Large pieces… and perhaps a 3-month TTL? It sounds like their targets are quarterly anyways. Less continuous data to replace.

littleskunk · June 25, 2024, 6:05pm

Hey don’t blame me for all the bad nodes. I did my homework and will put everything I have learned to a test.

littleskunk · June 25, 2024, 6:11pm

Yea we somehow forgot to add that. But to be fair the overall idea is a bit different this time. You should read this as a commitment. Up until now we had the risk that the deals might not get signed. Now even if they don’t get signed that wouldn’t reduce the amount of paid test data that much. I read this commitment more as an 3 month plan that reduces the risk to spin up new nodes.

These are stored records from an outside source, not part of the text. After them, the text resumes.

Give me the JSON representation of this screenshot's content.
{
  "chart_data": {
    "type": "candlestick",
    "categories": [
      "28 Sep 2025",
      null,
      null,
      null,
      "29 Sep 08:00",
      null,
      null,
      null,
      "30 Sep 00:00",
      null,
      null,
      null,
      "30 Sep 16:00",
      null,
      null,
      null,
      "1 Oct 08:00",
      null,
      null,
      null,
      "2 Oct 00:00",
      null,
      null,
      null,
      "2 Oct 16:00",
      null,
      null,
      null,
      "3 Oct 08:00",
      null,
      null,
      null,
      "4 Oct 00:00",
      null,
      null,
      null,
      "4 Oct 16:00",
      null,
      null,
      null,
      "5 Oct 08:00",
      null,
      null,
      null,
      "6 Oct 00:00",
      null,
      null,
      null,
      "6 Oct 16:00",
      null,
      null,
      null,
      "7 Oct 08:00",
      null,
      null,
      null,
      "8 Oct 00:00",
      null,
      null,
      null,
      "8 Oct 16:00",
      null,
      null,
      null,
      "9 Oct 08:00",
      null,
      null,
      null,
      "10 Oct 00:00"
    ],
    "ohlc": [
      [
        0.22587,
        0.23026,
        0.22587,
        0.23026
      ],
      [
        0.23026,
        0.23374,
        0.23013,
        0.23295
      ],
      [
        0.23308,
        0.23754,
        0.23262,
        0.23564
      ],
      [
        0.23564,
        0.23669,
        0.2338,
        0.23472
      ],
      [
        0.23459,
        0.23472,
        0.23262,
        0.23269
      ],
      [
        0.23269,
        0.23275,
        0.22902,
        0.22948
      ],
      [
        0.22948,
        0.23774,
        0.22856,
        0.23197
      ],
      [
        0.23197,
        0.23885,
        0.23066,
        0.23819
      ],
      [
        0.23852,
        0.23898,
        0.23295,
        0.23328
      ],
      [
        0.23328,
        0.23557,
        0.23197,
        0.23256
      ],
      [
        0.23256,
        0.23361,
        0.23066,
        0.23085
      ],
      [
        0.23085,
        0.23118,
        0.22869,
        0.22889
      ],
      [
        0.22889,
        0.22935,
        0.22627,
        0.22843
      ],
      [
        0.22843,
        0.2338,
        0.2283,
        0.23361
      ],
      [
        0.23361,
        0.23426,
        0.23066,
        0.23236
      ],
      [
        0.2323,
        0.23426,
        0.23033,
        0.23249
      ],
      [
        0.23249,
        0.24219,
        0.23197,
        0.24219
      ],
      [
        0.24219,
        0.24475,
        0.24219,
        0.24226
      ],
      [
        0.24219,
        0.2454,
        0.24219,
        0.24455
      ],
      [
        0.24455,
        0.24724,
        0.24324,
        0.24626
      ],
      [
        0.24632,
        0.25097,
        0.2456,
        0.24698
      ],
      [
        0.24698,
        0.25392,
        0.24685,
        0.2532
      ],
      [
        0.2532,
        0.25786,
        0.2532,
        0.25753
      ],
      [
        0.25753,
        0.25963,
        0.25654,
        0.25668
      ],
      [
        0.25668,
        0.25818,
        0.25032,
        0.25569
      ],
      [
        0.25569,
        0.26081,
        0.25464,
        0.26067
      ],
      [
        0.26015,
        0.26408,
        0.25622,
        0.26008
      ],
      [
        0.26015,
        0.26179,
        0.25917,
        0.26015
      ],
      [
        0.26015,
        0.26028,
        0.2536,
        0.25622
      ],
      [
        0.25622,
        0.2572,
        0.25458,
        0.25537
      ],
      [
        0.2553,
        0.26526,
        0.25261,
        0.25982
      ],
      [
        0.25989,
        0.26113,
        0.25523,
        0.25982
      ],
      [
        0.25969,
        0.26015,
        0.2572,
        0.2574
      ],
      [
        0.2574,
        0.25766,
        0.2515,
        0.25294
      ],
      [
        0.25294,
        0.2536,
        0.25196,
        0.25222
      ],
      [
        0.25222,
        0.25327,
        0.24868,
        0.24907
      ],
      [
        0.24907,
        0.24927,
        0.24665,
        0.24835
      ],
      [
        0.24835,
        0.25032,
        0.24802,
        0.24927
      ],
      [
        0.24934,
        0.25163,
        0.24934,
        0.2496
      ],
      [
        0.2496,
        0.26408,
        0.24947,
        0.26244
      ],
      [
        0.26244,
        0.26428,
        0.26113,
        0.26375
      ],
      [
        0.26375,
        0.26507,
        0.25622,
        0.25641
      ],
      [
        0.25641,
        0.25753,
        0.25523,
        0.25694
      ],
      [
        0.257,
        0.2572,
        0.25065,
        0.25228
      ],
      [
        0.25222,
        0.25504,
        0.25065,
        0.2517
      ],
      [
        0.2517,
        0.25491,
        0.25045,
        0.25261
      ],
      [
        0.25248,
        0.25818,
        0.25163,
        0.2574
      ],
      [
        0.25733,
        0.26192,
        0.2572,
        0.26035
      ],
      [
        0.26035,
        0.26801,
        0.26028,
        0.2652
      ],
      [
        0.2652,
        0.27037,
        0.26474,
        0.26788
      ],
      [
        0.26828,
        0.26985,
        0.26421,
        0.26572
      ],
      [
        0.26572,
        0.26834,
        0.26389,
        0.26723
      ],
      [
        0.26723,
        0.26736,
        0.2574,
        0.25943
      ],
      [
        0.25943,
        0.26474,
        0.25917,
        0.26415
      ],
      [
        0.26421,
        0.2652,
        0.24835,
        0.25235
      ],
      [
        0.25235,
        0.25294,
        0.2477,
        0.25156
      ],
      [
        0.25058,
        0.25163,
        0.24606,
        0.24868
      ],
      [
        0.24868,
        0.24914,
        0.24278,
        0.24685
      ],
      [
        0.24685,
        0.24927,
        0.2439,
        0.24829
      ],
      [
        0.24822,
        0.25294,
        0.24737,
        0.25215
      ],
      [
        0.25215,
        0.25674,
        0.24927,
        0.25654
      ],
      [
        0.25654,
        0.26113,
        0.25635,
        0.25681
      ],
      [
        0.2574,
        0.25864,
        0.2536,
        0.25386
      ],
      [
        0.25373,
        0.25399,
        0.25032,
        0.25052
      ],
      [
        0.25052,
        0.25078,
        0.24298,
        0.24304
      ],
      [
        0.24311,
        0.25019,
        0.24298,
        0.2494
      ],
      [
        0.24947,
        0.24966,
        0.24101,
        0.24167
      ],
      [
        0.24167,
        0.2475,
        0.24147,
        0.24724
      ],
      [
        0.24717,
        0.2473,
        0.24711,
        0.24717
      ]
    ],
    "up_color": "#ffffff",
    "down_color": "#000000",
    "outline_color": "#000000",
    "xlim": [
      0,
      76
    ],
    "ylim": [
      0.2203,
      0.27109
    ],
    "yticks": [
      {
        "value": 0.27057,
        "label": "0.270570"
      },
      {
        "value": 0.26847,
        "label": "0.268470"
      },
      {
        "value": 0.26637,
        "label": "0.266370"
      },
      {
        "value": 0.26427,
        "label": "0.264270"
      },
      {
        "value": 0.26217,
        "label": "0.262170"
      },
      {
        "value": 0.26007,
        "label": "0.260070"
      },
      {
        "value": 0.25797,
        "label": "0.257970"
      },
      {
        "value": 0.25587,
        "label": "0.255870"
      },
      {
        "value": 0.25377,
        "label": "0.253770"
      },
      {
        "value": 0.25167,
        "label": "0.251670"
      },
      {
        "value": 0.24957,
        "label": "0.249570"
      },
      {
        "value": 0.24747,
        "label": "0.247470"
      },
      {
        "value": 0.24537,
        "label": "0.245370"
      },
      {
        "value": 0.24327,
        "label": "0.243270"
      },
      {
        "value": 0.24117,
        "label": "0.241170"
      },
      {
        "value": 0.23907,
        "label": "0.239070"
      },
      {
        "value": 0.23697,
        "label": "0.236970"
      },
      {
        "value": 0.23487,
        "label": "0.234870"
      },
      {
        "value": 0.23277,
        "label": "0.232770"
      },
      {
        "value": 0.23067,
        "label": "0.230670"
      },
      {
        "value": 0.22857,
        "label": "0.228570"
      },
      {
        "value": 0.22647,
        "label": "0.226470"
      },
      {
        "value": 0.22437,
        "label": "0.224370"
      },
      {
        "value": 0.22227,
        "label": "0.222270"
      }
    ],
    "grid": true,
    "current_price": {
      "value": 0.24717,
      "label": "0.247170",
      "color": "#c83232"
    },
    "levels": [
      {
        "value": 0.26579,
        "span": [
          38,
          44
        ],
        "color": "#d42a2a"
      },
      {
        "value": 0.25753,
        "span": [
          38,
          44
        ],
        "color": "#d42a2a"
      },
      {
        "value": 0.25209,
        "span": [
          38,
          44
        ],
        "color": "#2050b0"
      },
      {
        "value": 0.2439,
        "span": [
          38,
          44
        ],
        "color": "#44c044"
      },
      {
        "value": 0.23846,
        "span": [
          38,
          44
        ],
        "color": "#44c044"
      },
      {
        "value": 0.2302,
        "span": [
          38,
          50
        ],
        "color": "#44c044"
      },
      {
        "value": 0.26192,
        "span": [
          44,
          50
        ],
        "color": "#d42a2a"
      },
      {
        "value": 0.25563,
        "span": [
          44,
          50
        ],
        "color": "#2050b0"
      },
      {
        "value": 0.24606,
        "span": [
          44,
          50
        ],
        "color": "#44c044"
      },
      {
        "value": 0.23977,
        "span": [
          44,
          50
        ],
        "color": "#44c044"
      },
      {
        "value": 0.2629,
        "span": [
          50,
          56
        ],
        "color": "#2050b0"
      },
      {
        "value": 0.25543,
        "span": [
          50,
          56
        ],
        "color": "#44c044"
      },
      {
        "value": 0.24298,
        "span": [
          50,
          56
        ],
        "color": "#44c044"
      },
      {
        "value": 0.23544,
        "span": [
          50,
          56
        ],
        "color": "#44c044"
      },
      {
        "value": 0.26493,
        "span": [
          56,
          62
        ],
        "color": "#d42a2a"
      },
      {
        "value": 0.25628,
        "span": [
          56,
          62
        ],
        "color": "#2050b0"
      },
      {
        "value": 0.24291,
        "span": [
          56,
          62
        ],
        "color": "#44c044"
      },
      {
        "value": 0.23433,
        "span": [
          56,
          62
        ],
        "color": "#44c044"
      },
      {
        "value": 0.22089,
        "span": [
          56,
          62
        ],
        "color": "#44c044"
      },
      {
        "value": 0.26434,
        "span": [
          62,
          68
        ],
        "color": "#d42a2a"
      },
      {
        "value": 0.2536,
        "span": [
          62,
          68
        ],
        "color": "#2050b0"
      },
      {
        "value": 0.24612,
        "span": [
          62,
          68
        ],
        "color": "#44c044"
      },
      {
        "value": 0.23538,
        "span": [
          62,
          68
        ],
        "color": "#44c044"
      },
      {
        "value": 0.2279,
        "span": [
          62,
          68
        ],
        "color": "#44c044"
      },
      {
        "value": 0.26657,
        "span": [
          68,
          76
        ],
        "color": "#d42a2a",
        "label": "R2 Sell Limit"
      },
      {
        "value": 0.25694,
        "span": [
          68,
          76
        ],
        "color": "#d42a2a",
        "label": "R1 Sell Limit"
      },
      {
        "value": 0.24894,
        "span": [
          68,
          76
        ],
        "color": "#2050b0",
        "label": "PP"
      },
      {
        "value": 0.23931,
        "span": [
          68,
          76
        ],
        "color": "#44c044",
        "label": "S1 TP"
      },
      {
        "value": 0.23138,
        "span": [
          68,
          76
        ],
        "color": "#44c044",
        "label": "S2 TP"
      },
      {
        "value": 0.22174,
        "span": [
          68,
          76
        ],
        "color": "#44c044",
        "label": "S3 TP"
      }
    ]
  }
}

littleskunk · June 25, 2024, 6:21pm

The first part with the 20PB we are currently uploading isn’t going to change much. We expect a specific usage pattern and want to encourage the nodes to adopt to that. We can’t bend reality. We are not going to tell our future customers to please upload data with a longer TTL or bigger files. I mean we can but that would mean we don’t have to upload 20PB in the first place.

For some of the other buckets that are currently still 0PB in size we might use bigger files trying to match expected customer uploads as best as possible. We might also increase the TTL but since the timespan for this planning is 3 months I would argue that the highest possible TTL is 1.5 months so that we can still free up space fast enough the moment a bigger customer might sign up.

Vadim · June 25, 2024, 6:27pm

No one blame, you potato nodes was long before you, they just wasn’t described.

zeromachine · June 25, 2024, 6:28pm

This is very encouraging.

I would make 1 suggestion as far as incentives go. Change the Held amount timing. Something I would like to see is this:

Months 1-6 = 50% held, 50% paid
Months 7+ 100% paid
Month 12 = return 50% of held amount

That would increase my motivation to add capacity further.

Mitsos · June 25, 2024, 6:40pm

Does bootstrapping network mean that more satellites will be added in those regions?

Bryanm · June 25, 2024, 6:44pm

Yes we are working on a plan to try and bring new SNOs onboard.

snorkel · June 25, 2024, 7:39pm

That’s simple. Once the word is out we are getting paid a lot in a short time, they will come.
Just teak the vetting period/process and the held amount.
But get ready for an exponential growth in forum posts asking for help.
Untill now, SNO fit the enthusiast/hobbyst type looking for some revenue along with the pleasure of tweaking and learning.
Now you will have a plethora of farmers seeking only quick income.

Roxor · June 25, 2024, 8:07pm

TTL data can still be manually deleted if you need the room: the trash system can clear up any amount of space in about 10 days, can’t it?

pangolin · June 25, 2024, 8:09pm

So 30 days TTL data with no egress at unchanged payment rates is the incentive? Or is there something I missed?

Roxor · June 25, 2024, 8:10pm

If I’m reading the table in the top-post right: the incentive is paying us for 30PB of data no customer needs yet. I feel motivated!

Roxor · June 25, 2024, 8:15pm

I think we have around 6000 nodes with free space? And many of them will fill (and not expand) while capacity-reservation data is going in? Sounds like an opportunity to me!

littleskunk · June 25, 2024, 8:16pm

20 PB * 1.875 (if we keep the current RS numbers) + 10 PB * 2.25 (assuming we use the default RS numbers)